Vol. 77/No. 10 March 18, 2013
‘Need to learn to think socially
and act politically’
(Books of the Month column)
Below is an excerpt from The Changing Face of U.S. Politics: Working-Class Politics and the Trade Unions by Jack Barnes, national secretary of the Socialist Workers Party. This Books of the Month excerpt is from “Prospects for Socialism in America,” a resolution adopted by the 27th national convention of the SWP in August 1975. Copyright © 1981 by Pathfinder Press. Reprinted by permission.
In the United States, as elsewhere, the revolutionists constitute a relatively small nucleus grappling with two central problems:
- How to help the masses, through their own experiences of struggle, to cross the bridge from general dissatisfaction and demands that stem from their immediate problems, to revolutionary socialist solutions.
- How, in this process, to gather fresh forces and train the cadres who, in the course of their experiences in the class struggle, can build a mass revolutionary party capable of leading millions of working people to victory. …
Several points must be borne in mind in relation to the method of our program. …
- We begin from the objective contradictions of the capitalist system and the direction in which these are moving. On that basis we derive our demands, and we formulate them in terms that are, as much as possible, understandable to the masses at their given level of consciousness and readiness for action.
- We do not begin by demanding that the masses understand what “the system” is or that they reject any particular aspects of it.
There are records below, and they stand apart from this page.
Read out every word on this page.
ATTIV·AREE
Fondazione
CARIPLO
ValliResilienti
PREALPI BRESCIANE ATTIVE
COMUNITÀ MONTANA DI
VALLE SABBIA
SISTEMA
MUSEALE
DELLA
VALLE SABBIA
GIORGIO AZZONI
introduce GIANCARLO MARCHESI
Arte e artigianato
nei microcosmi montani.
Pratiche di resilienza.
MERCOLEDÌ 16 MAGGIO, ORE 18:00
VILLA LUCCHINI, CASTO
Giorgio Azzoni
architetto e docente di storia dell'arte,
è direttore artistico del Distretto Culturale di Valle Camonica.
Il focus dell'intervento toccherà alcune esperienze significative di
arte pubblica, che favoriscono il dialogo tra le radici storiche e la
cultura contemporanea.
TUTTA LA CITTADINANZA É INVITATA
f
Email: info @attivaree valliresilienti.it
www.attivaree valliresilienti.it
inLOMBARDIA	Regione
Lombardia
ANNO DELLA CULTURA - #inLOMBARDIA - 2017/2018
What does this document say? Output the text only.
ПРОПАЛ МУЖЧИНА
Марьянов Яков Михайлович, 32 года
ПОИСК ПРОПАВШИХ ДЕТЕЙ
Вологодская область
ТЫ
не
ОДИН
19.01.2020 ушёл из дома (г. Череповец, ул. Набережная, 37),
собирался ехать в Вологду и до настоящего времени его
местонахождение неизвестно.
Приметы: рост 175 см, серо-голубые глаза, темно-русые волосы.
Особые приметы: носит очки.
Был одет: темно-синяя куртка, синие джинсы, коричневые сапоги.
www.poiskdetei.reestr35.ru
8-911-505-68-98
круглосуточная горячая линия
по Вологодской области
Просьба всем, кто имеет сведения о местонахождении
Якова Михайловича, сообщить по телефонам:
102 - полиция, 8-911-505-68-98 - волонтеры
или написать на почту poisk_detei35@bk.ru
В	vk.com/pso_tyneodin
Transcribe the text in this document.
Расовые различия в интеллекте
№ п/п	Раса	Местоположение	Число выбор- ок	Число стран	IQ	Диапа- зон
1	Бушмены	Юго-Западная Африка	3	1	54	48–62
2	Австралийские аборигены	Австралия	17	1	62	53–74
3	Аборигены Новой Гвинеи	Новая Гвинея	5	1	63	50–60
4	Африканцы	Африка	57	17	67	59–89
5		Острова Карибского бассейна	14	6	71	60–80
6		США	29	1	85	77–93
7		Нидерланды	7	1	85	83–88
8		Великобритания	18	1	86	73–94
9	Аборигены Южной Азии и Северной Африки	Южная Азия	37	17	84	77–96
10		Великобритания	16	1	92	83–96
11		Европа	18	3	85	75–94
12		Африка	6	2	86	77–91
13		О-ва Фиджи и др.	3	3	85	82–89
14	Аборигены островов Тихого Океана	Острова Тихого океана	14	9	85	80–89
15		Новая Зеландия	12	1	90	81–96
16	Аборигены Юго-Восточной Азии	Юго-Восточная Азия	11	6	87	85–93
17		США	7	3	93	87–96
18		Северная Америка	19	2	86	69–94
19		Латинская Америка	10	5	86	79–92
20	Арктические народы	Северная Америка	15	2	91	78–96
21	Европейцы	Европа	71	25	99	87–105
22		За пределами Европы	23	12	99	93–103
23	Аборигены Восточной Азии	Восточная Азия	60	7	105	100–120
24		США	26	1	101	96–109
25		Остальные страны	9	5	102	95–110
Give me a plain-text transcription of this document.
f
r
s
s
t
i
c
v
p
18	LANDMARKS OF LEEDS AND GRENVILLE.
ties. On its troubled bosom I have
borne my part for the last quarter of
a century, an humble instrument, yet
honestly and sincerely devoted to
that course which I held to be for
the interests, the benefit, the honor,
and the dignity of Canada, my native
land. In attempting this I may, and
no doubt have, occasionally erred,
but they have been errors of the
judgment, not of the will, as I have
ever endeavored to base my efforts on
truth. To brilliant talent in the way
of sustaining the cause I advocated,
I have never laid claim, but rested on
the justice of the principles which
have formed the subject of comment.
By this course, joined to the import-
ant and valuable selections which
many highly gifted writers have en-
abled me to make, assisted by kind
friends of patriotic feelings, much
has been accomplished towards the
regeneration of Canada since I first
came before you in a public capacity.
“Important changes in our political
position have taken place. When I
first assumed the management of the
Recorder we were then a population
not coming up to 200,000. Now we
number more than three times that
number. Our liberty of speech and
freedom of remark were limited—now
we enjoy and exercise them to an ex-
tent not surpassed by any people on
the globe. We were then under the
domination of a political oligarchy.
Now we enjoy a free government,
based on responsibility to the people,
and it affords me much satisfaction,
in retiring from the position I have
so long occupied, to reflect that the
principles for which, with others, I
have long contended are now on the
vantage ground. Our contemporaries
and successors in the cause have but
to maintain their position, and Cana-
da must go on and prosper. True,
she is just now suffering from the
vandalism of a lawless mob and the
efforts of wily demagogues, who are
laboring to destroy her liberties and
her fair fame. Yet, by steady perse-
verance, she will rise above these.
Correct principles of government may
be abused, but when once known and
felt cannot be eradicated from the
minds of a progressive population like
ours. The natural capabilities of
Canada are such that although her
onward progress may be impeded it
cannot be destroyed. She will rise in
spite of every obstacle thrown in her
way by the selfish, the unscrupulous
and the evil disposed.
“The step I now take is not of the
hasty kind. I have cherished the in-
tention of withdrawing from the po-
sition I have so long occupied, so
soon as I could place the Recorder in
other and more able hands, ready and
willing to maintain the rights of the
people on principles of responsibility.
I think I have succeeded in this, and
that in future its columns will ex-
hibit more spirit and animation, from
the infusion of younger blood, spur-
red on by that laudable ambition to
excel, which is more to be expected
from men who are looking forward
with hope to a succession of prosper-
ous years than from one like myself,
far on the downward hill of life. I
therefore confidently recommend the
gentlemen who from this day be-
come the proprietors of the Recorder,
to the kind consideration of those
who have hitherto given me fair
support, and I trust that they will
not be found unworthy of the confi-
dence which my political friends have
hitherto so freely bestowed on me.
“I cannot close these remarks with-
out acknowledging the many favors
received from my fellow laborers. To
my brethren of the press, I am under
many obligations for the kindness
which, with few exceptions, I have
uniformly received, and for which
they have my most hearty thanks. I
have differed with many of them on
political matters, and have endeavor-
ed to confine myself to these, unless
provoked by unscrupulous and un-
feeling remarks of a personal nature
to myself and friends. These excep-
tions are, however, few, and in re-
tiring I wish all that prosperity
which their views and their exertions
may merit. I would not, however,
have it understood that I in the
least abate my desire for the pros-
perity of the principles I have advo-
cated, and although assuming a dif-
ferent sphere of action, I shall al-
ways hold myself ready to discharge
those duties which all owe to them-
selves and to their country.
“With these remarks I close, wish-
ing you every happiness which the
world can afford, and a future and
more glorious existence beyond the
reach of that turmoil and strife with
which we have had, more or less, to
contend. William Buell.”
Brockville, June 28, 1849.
Instead we chart a course, raise demands, and propose actions aimed at shifting the burden of all the inequities and breakdowns of capitalism from the shoulders of the working people onto the employers and their government, where it properly belongs.
- We champion the progressive demands and support the struggles of all sectors of the oppressed, regardless of the origin and level of these actions.
- We recognize the pervasiveness of the deep divisions within the American working class bred by imperialism and class society, and we press for revolutionary unity based on support for the demands of the most oppressed. We press the working class to give clear and concrete answers to the problems faced by its allies. And we unconditionally reject any concept that the oppressed should “wait” for the labor movement to support them before entering into their own struggles.
- We raise demands that challenge the “rights” of capitalist property and prerogatives claimed by the government to control the lives of the working masses and the wealth they create. We do not stop with the necessary struggle to defend and extend all democratic rights. We carry the fight for democracy into the organization of the economy and the process of making decisions over the standard of living of the working class. This is the dynamic leading to control by the workers over the institutions and policies that determine the character of their work and life, the dynamic of direct democracy through councils or committees of action, and the dynamic leading to a workers government.
- Our method is one of class-struggle action leading to deeper and clearer class consciousness. We promote the utilization of proletarian methods of struggle where the workers can make their weight count advantageously in direct mass actions in the streets and in the workplaces. In this perspective united-front-type tactics are central. Our goal of mass independent political action by the working class precludes any subordination to the needs of bourgeois parties, figures, or institutions. It necessitates the workers building their own political instrument, a mass party of the working class capable of leading their struggles to their revolutionary conclusion, the establishment of a workers government.
Think socially; act politically
To meet this revolutionary perspective the American workers will have to learn to think socially and act politically. They must see the big social and political questions facing all the exploited and oppressed of the United States as issues of direct concern to them. They must stop placing their hopes in “individual solutions” to capitalism’s blows and begin moving toward collective political action independent of the employers and their Democratic and Republican hirelings.
Defensive struggles against the bosses and their government will generate the nuclei for a class-struggle left wing in the unions. Striving to defend themselves against the squeeze on jobs, real income, social welfare, and on-the-job conditions, the workers will come into direct confrontation with the entrenched labor bureaucracy and its class-collaborationist perspective. A class-struggle left wing will begin along these lines—a wing that stands for the transformation of the unions into instruments of revolutionary struggle whose independent power will be used on every level in the interests of the whole working class, organized and unorganized, and its allies.
Labor’s next giant step will be to break the stranglehold of the bourgeois two-party system to which it is tied and through which it vainly tries to find solutions to capitalism’s breakdowns. With a labor party based on the organized power of the unions, all the interrelated social, political, and economic interests of labor and its allies can be encompassed and fought for. This will reinforce the independent mobilizations of all sectors of the oppressed and help aim their force at the common enemy. And the workers can effectively counter the efforts of the rulers to diffuse and co-opt independent struggles of the masses by using their two-party monopoly.
The precise slogans and demands that will be raised, and the order in which they will appear, will depend on the development of the crises faced by American imperialism and the intensity of the pressures generated by the spontaneous struggles of the oppressed and exploited. But it is along this line of march that the politicization of American labor will take place. The role of independent political action will begin to become clear to millions, placing on the agenda the decisive question of which class shall govern—the workers or the employers.